Theories give causal explanations for why something effects something else
Hypotheses are specific testable implications generated by that theory.
Theory: people vote because of expressive benefits
Hypothesis: people with more extreme views will be more likely to turn out.
Components:
Unit of analysis
Dependent variable
Independent variable
Direction of the predicted relationship
Good hypotheses inevitably involve comparative language (higher/lower/more/less/increase/decrease/better/worse)
In a comparison of [unit of analysis], those having [one value on the independent variable] will be [more/less] likely to have [one value on the dependent variable] than those having a [different value on the independent variable].
In a comparison of [voters], those having [stronger political views] will be more likely to have [a higher likelihood of turnout] than those having a [weaker views].
Unit of analysis: voters
IV: strength of political views
DV: turnout
Relationship: strength increases turnout
In a comparison of [states], those having [a larger middle class during industrialization] will be more likely to have [democracy] than those having a [a smaller middle class].
Unit of analysis: states
IV: size of the middle class
DV: democracy
Relationship: middle class increases likelihood of democracy
In a comparison of [survey respondents], those having [higher levels of attention to politics] will be more likely to have [consistent responses] than those having a [lower levels of attention to politics].
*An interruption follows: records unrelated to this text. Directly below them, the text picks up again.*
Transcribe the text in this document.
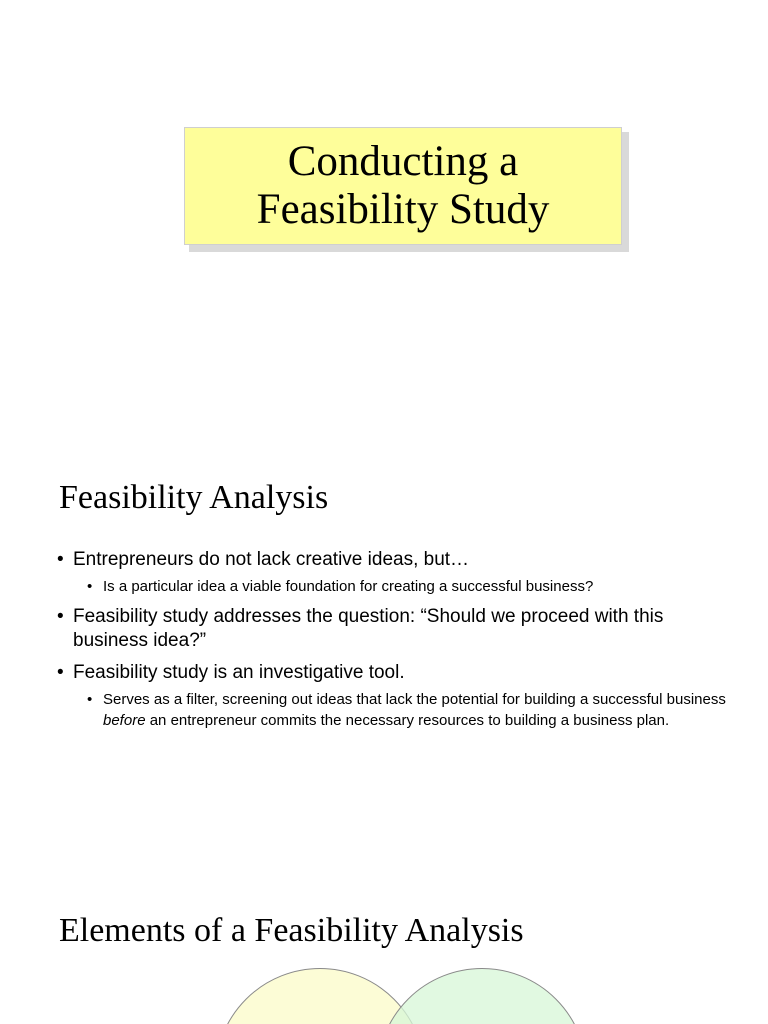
Conducting a
Feasibility Study
Feasibility Analysis
• Entrepreneurs do not lack creative ideas, but…
• Is a particular idea a viable foundation for creating a successful business?
• Feasibility study addresses the question: “Should we proceed with this business idea?”
• Feasibility study is an investigative tool.
• Serves as a filter, screening out ideas that lack the potential for building a successful business before an entrepreneur commits the necessary resources to building a business plan.
Elements of a Feasibility Analysis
Unit of analysis: Survey respondents
IV: level of attention
DV: response consistency
Relationship: attention increases consistency
Good hypotheses may suggest a more complex set of relationships than just “positive/negative”. They could propose conditional/interactive/curvilinear relationships as well.
The “oil curse”
In a comparison of [countries], those having [higher levels of GDP] will be [more likely to be democratic] compared to [countries with lower GDP], [however, this relationship will not hold for countries that get rich from oil exports.]
Retrospective voting:
In a comparison of [voters], those having [lower levels of attention to politics] will be [more likely to vote for the incumbent when the economy is doing well]. Those having [higher levels of attention to politics] will be [more likely to vote based on policy preferences regardless of the state of the economy]
The main determinant of war is the distribution of power in the international system.
In comparing individuals, annual income and the level of education are related.
Democracies are peaceful. In comparing individuals, some people are more likely to favor the death penalty than others.